Knowledge of the surface emissivity is important for determining the radiation balance at the land surface. This is especially true for arid regions with sparse vegetation, where the emissivity of the exposed soils and rocks is highly variable. The multispectral thermal infrared data obtained from the Advanced Spaceborne Thermal Emission and Reflection (ASTER) radiometer on NASA's Terra satellite have been shown to be of good quality and provide a unique new tool for studying the emissivity of the land surface.

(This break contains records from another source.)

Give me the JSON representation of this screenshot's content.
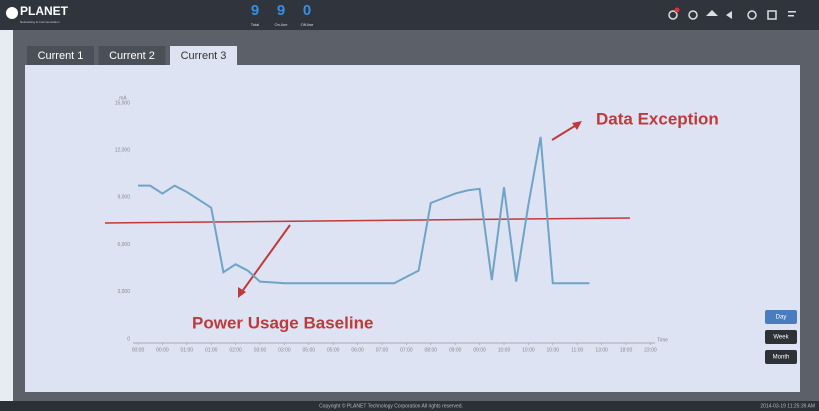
{
  "header": {
    "logo": "PLANET",
    "logo_tagline": "Networking & Communication",
    "counters": [
      {
        "value": 9,
        "label": "Total"
      },
      {
        "value": 9,
        "label": "On-line"
      },
      {
        "value": 0,
        "label": "Off-line"
      }
    ]
  },
  "tabs": [
    "Current 1",
    "Current 2",
    "Current 3"
  ],
  "chart_data": {
    "type": "line",
    "y_label": "mA",
    "x_label": "Time",
    "color": "#6fa3c8",
    "categories": [
      "00:00",
      null,
      "00:00",
      null,
      "01:00",
      null,
      "01:00",
      null,
      "02:00",
      null,
      "03:00",
      null,
      "03:00",
      null,
      "05:00",
      null,
      "05:00",
      null,
      "06:00",
      null,
      "07:00",
      null,
      "07:00",
      null,
      "08:00",
      null,
      "09:00",
      null,
      "09:00",
      null,
      "10:00",
      null,
      "10:00",
      null,
      "10:00",
      null,
      "11:00",
      null,
      "13:00",
      null,
      "18:00",
      null,
      "23:00"
    ],
    "values": [
      10000,
      10000,
      9500,
      10000,
      9600,
      9100,
      8600,
      4500,
      5000,
      4600,
      3900,
      3850,
      3800,
      3800,
      3800,
      3800,
      3800,
      3800,
      3800,
      3800,
      3800,
      3800,
      4200,
      4600,
      8900,
      9200,
      9500,
      9700,
      9800,
      4000,
      9900,
      3900,
      8800,
      13100,
      3800,
      3800,
      3800,
      3800,
      null,
      null,
      null,
      null,
      null
    ],
    "ylim": [
      0,
      15000
    ],
    "yticks": [
      0,
      {
        "value": 3000,
        "label": "3,000"
      },
      {
        "value": 6000,
        "label": "6,000"
      },
      {
        "value": 9000,
        "label": "9,000"
      },
      {
        "value": 12000,
        "label": "12,000"
      },
      {
        "value": 15000,
        "label": "15,000"
      }
    ]
  },
  "annotations": [
    "Data Exception",
    "Power Usage Baseline"
  ],
  "range_buttons": [
    "Day",
    "Week",
    "Month"
  ],
  "footer": {
    "copyright": "Copyright © PLANET Technology Corporation All rights reserved.",
    "timestamp": "2014-03-19 11:25:39 AM"
  }
}
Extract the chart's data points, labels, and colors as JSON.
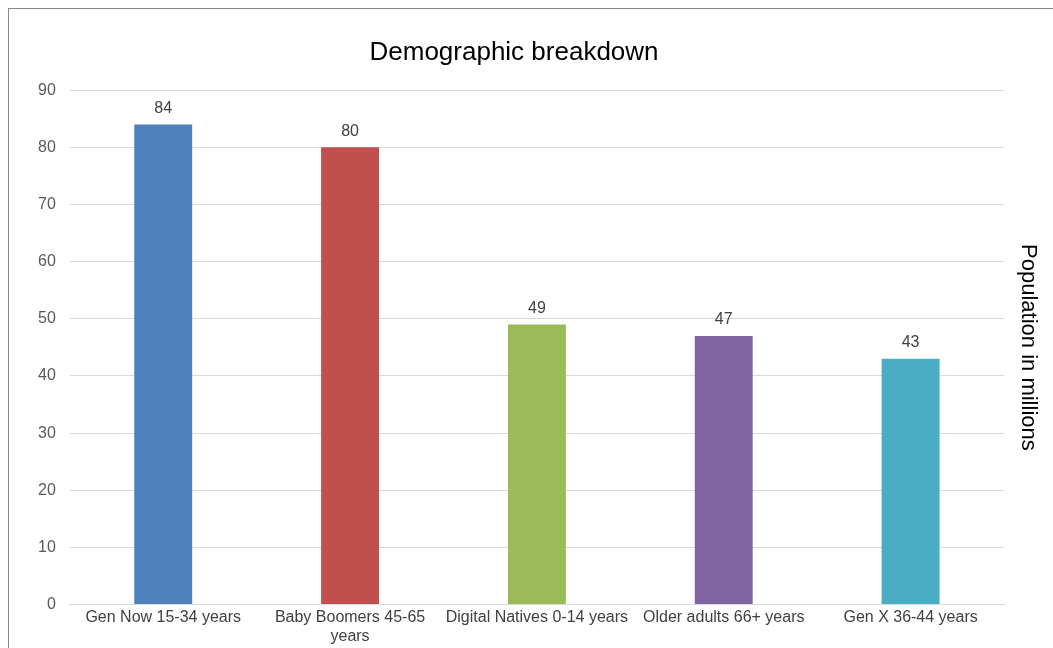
{
  "chart_data": {
    "type": "bar",
    "title": "Demographic breakdown",
    "ylabel": "Population in millions",
    "categories": [
      "Gen Now 15-34 years",
      "Baby Boomers 45-65 years",
      "Digital Natives 0-14 years",
      "Older adults 66+ years",
      "Gen X 36-44 years"
    ],
    "values": [
      84,
      80,
      49,
      47,
      43
    ],
    "colors": [
      "#4f81bd",
      "#c0504d",
      "#9bbb59",
      "#8064a2",
      "#4bacc6"
    ],
    "ylim": [
      0,
      90
    ],
    "yticks": [
      0,
      10,
      20,
      30,
      40,
      50,
      60,
      70,
      80,
      90
    ],
    "grid": "y",
    "data_labels": true,
    "legend": false
  }
}
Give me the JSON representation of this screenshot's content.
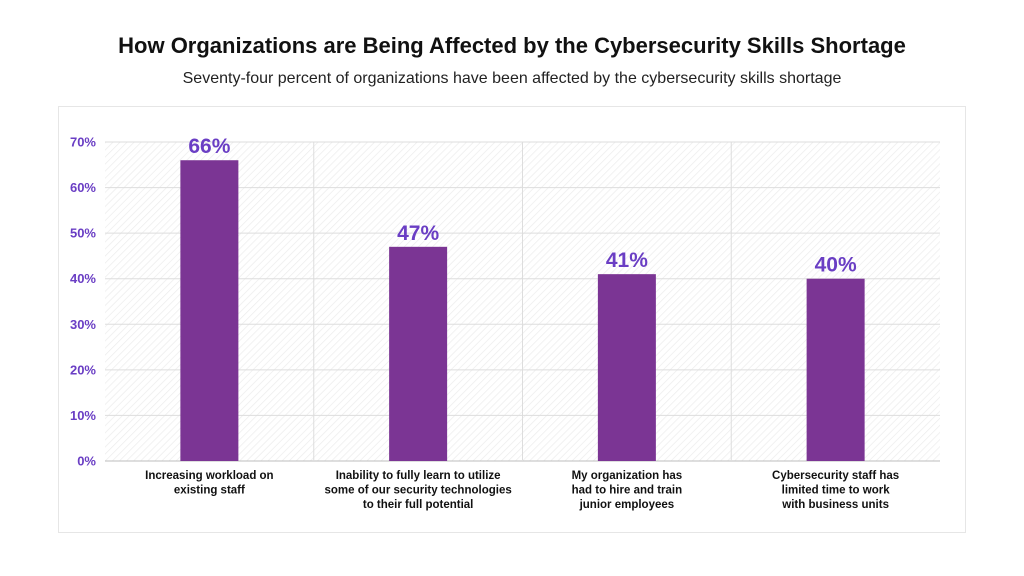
{
  "title": "How Organizations are Being Affected by the Cybersecurity Skills Shortage",
  "subtitle": "Seventy-four percent of organizations have been affected by the cybersecurity skills shortage",
  "colors": {
    "bar": "#7b3594",
    "accent_text": "#6a3ec4",
    "grid": "#dddddd",
    "axis": "#bdbdbd",
    "category_text": "#111111"
  },
  "chart_data": {
    "type": "bar",
    "title": "How Organizations are Being Affected by the Cybersecurity Skills Shortage",
    "subtitle": "Seventy-four percent of organizations have been affected by the cybersecurity skills shortage",
    "categories": [
      [
        "Increasing workload on",
        "existing staff"
      ],
      [
        "Inability to fully learn to utilize",
        "some of our security technologies",
        "to their full potential"
      ],
      [
        "My organization has",
        "had to hire and train",
        "junior employees"
      ],
      [
        "Cybersecurity staff has",
        "limited time to work",
        "with business units"
      ]
    ],
    "values": [
      66,
      47,
      41,
      40
    ],
    "data_labels": [
      "66%",
      "47%",
      "41%",
      "40%"
    ],
    "ylim": [
      0,
      70
    ],
    "yticks": [
      0,
      10,
      20,
      30,
      40,
      50,
      60,
      70
    ],
    "ytick_labels": [
      "0%",
      "10%",
      "20%",
      "30%",
      "40%",
      "50%",
      "60%",
      "70%"
    ],
    "xlabel": "",
    "ylabel": "",
    "grid": true,
    "legend": "none"
  }
}
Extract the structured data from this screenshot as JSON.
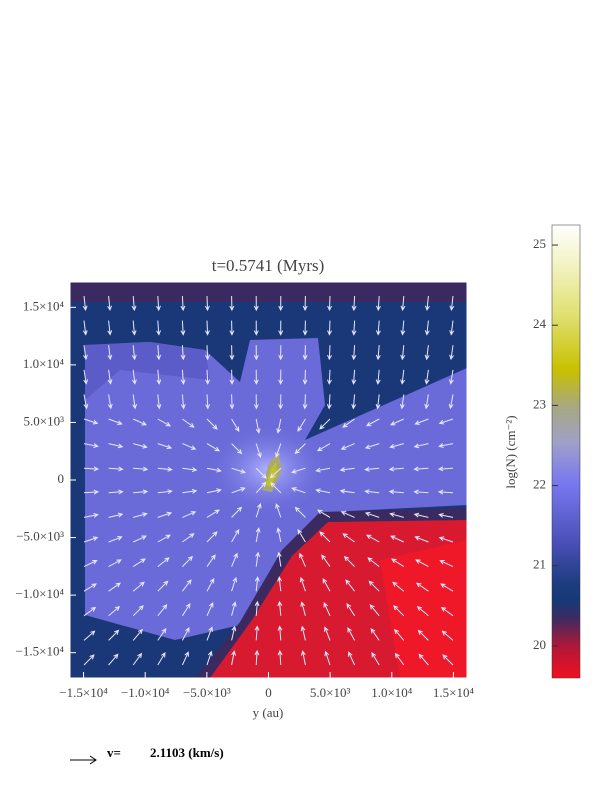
{
  "chart_data": {
    "type": "heatmap",
    "title": "t=0.5741 (Myrs)",
    "xlabel": "y (au)",
    "xlim": [
      -16100,
      16100
    ],
    "ylim": [
      -17200,
      17200
    ],
    "xticks": [
      {
        "value": -15000,
        "label": "−1.5×10⁴"
      },
      {
        "value": -10000,
        "label": "−1.0×10⁴"
      },
      {
        "value": -5000,
        "label": "−5.0×10³"
      },
      0,
      {
        "value": 5000,
        "label": "5.0×10³"
      },
      {
        "value": 10000,
        "label": "1.0×10⁴"
      },
      {
        "value": 15000,
        "label": "1.5×10⁴"
      }
    ],
    "yticks": [
      {
        "value": 15000,
        "label": "1.5×10⁴"
      },
      {
        "value": 10000,
        "label": "1.0×10⁴"
      },
      {
        "value": 5000,
        "label": "5.0×10³"
      },
      0,
      {
        "value": -5000,
        "label": "−5.0×10³"
      },
      {
        "value": -10000,
        "label": "−1.0×10⁴"
      },
      {
        "value": -15000,
        "label": "−1.5×10⁴"
      }
    ],
    "colorbar": {
      "label": "log(N) (cm⁻²)",
      "lim": [
        19.6,
        25.25
      ],
      "ticks": [
        20,
        21,
        22,
        23,
        24,
        25
      ]
    },
    "legend": {
      "symbol_label": "v=",
      "value_label": "2.1103 (km/s)"
    }
  }
}
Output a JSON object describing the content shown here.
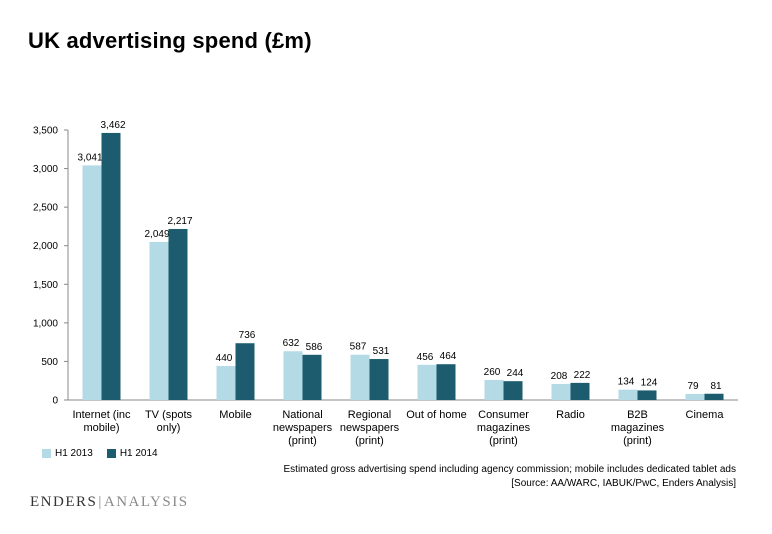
{
  "title": "UK advertising spend (£m)",
  "colors": {
    "h1_2013": "#b4dae6",
    "h1_2014": "#1d5c6e"
  },
  "chart_data": {
    "type": "bar",
    "title": "UK advertising spend (£m)",
    "xlabel": "",
    "ylabel": "",
    "ylim": [
      0,
      3500
    ],
    "yticks": [
      "0",
      "500",
      "1,000",
      "1,500",
      "2,000",
      "2,500",
      "3,000",
      "3,500"
    ],
    "ytick_values": [
      0,
      500,
      1000,
      1500,
      2000,
      2500,
      3000,
      3500
    ],
    "categories": [
      [
        "Internet (inc",
        "mobile)"
      ],
      [
        "TV (spots",
        "only)"
      ],
      [
        "Mobile"
      ],
      [
        "National",
        "newspapers",
        "(print)"
      ],
      [
        "Regional",
        "newspapers",
        "(print)"
      ],
      [
        "Out of home"
      ],
      [
        "Consumer",
        "magazines",
        "(print)"
      ],
      [
        "Radio"
      ],
      [
        "B2B",
        "magazines",
        "(print)"
      ],
      [
        "Cinema"
      ]
    ],
    "series": [
      {
        "name": "H1 2013",
        "values": [
          3041,
          2049,
          440,
          632,
          587,
          456,
          260,
          208,
          134,
          79
        ],
        "labels": [
          "3,041",
          "2,049",
          "440",
          "632",
          "587",
          "456",
          "260",
          "208",
          "134",
          "79"
        ]
      },
      {
        "name": "H1 2014",
        "values": [
          3462,
          2217,
          736,
          586,
          531,
          464,
          244,
          222,
          124,
          81
        ],
        "labels": [
          "3,462",
          "2,217",
          "736",
          "586",
          "531",
          "464",
          "244",
          "222",
          "124",
          "81"
        ]
      }
    ],
    "legend": "bottom-left",
    "grid": false
  },
  "legend": {
    "item1": "H1 2013",
    "item2": "H1 2014"
  },
  "footnote": {
    "line1": "Estimated gross advertising spend including agency commission; mobile includes dedicated tablet ads",
    "line2": "[Source: AA/WARC, IABUK/PwC, Enders Analysis]"
  },
  "brand": {
    "part1": "ENDERS",
    "sep": "|",
    "part2": "ANALYSIS"
  }
}
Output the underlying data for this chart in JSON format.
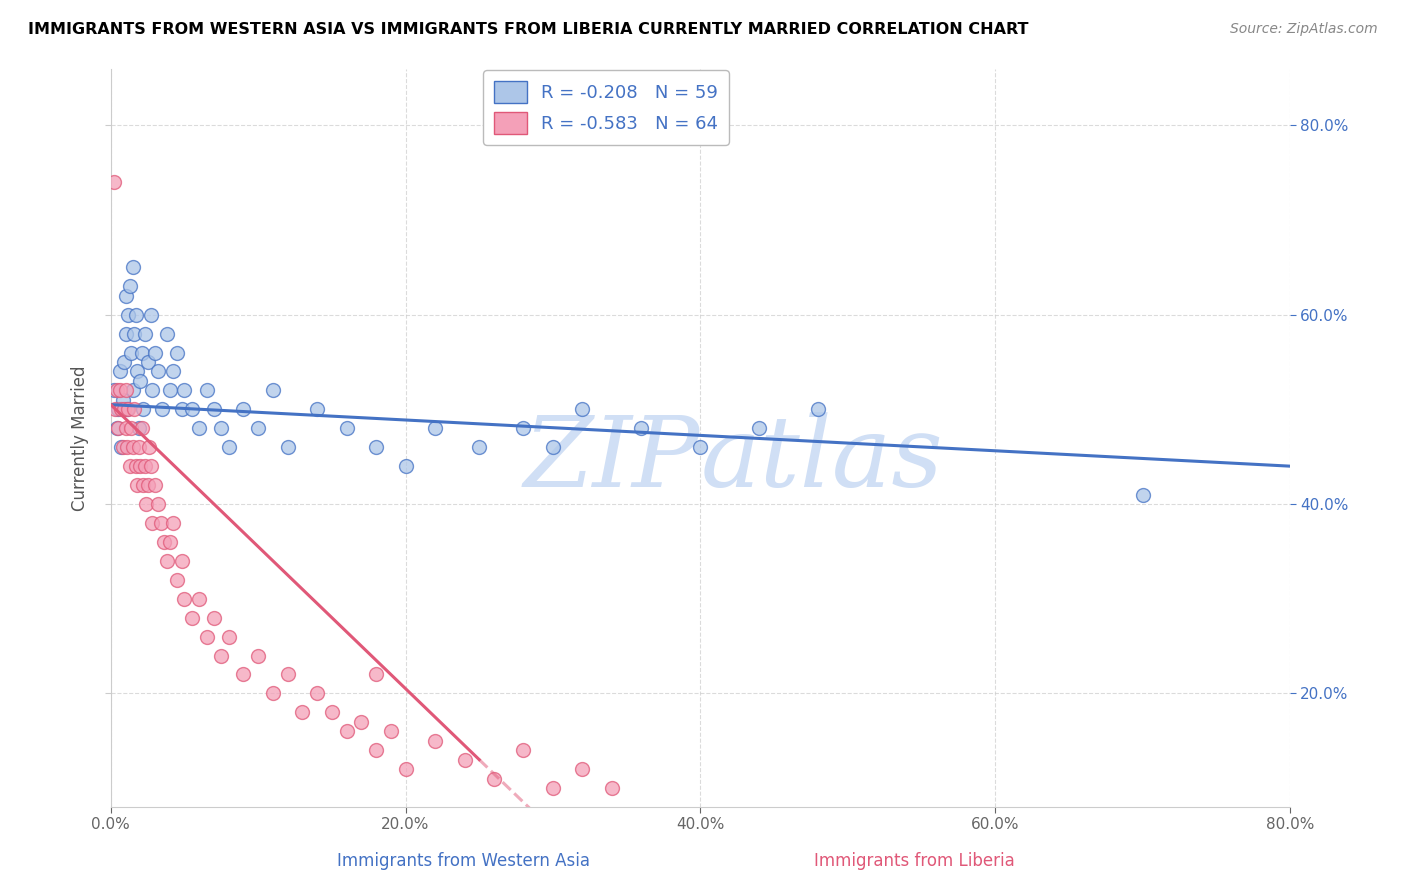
{
  "title": "IMMIGRANTS FROM WESTERN ASIA VS IMMIGRANTS FROM LIBERIA CURRENTLY MARRIED CORRELATION CHART",
  "source": "Source: ZipAtlas.com",
  "ylabel": "Currently Married",
  "xlabel_western": "Immigrants from Western Asia",
  "xlabel_liberia": "Immigrants from Liberia",
  "R_western": -0.208,
  "N_western": 59,
  "R_liberia": -0.583,
  "N_liberia": 64,
  "xlim": [
    0.0,
    0.8
  ],
  "ylim": [
    0.08,
    0.86
  ],
  "color_western": "#adc6e8",
  "color_western_line": "#4472c4",
  "color_liberia": "#f4a0b8",
  "color_liberia_line": "#e05878",
  "watermark_color": "#d0dff5",
  "background_color": "#ffffff",
  "grid_color": "#cccccc",
  "western_x": [
    0.002,
    0.004,
    0.005,
    0.006,
    0.007,
    0.008,
    0.009,
    0.01,
    0.01,
    0.011,
    0.012,
    0.013,
    0.014,
    0.015,
    0.015,
    0.016,
    0.017,
    0.018,
    0.019,
    0.02,
    0.021,
    0.022,
    0.023,
    0.025,
    0.027,
    0.028,
    0.03,
    0.032,
    0.035,
    0.038,
    0.04,
    0.042,
    0.045,
    0.048,
    0.05,
    0.055,
    0.06,
    0.065,
    0.07,
    0.075,
    0.08,
    0.09,
    0.1,
    0.11,
    0.12,
    0.14,
    0.16,
    0.18,
    0.2,
    0.22,
    0.25,
    0.28,
    0.3,
    0.32,
    0.36,
    0.4,
    0.44,
    0.48,
    0.7
  ],
  "western_y": [
    0.52,
    0.48,
    0.5,
    0.54,
    0.46,
    0.51,
    0.55,
    0.58,
    0.62,
    0.5,
    0.6,
    0.63,
    0.56,
    0.65,
    0.52,
    0.58,
    0.6,
    0.54,
    0.48,
    0.53,
    0.56,
    0.5,
    0.58,
    0.55,
    0.6,
    0.52,
    0.56,
    0.54,
    0.5,
    0.58,
    0.52,
    0.54,
    0.56,
    0.5,
    0.52,
    0.5,
    0.48,
    0.52,
    0.5,
    0.48,
    0.46,
    0.5,
    0.48,
    0.52,
    0.46,
    0.5,
    0.48,
    0.46,
    0.44,
    0.48,
    0.46,
    0.48,
    0.46,
    0.5,
    0.48,
    0.46,
    0.48,
    0.5,
    0.41
  ],
  "liberia_x": [
    0.002,
    0.003,
    0.004,
    0.005,
    0.006,
    0.007,
    0.008,
    0.009,
    0.01,
    0.01,
    0.011,
    0.012,
    0.013,
    0.014,
    0.015,
    0.016,
    0.017,
    0.018,
    0.019,
    0.02,
    0.021,
    0.022,
    0.023,
    0.024,
    0.025,
    0.026,
    0.027,
    0.028,
    0.03,
    0.032,
    0.034,
    0.036,
    0.038,
    0.04,
    0.042,
    0.045,
    0.048,
    0.05,
    0.055,
    0.06,
    0.065,
    0.07,
    0.075,
    0.08,
    0.09,
    0.1,
    0.11,
    0.12,
    0.13,
    0.14,
    0.15,
    0.16,
    0.17,
    0.18,
    0.19,
    0.2,
    0.22,
    0.24,
    0.26,
    0.28,
    0.3,
    0.32,
    0.34,
    0.18
  ],
  "liberia_y": [
    0.74,
    0.5,
    0.52,
    0.48,
    0.52,
    0.5,
    0.46,
    0.5,
    0.52,
    0.48,
    0.46,
    0.5,
    0.44,
    0.48,
    0.46,
    0.5,
    0.44,
    0.42,
    0.46,
    0.44,
    0.48,
    0.42,
    0.44,
    0.4,
    0.42,
    0.46,
    0.44,
    0.38,
    0.42,
    0.4,
    0.38,
    0.36,
    0.34,
    0.36,
    0.38,
    0.32,
    0.34,
    0.3,
    0.28,
    0.3,
    0.26,
    0.28,
    0.24,
    0.26,
    0.22,
    0.24,
    0.2,
    0.22,
    0.18,
    0.2,
    0.18,
    0.16,
    0.17,
    0.14,
    0.16,
    0.12,
    0.15,
    0.13,
    0.11,
    0.14,
    0.1,
    0.12,
    0.1,
    0.22
  ]
}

ASTER has 5 channels in the 8 to 12 micrometer waveband with 90 m spatial resolution, when the data are combined with the Temperature Emissivity Separation (TES) algorithm the surface emissivity over this wavelength region can be determined along with surface temperature. To overcome the problem of having too many unknowns, i.e. 5 emissivities and the surface temperature, TES makes use of an empirical relation between the minimum emissivity and the range of values for the 5 ASTER channels. The TES algorithm was validated using measurements with a multispectral thermal infrared field radiometer (CIMEL 312) which has essentially the same 5 bands as ASTER. The measurements were made on several soils in the Jornada Experimental Range (JER) and the White Sands National Monument in southern New Mexico, USA. The JER is a long-term ecological reserve (LTER) site located at the northern end of the Chihuahuan desert. The site is typical of desert grassland where the main vegetation components are grass and shrubs. At the White Sands National Monument dunes of gypsum sand cover about 700 km2 (275 square miles). Since gypsum has a unique emissivity spectra with a pronounced minimum at the 8.6 micrometer wavelength it is a good target for satellite observations of emissivity. The observed emissivity spectra for these sites in New Mexico show good agreement ( <0.02) with values calculated from the laboratory spectra for the soil samples when the difference of physical condition of the sample is taken into account. The laboratory spectra for the soil samples were measured at NASA's Jet Propulsion Laboratory (JPL) in Pasadena California. These results indicate that the TES algorithm works very well and that its use with ASTER data from space is warranted.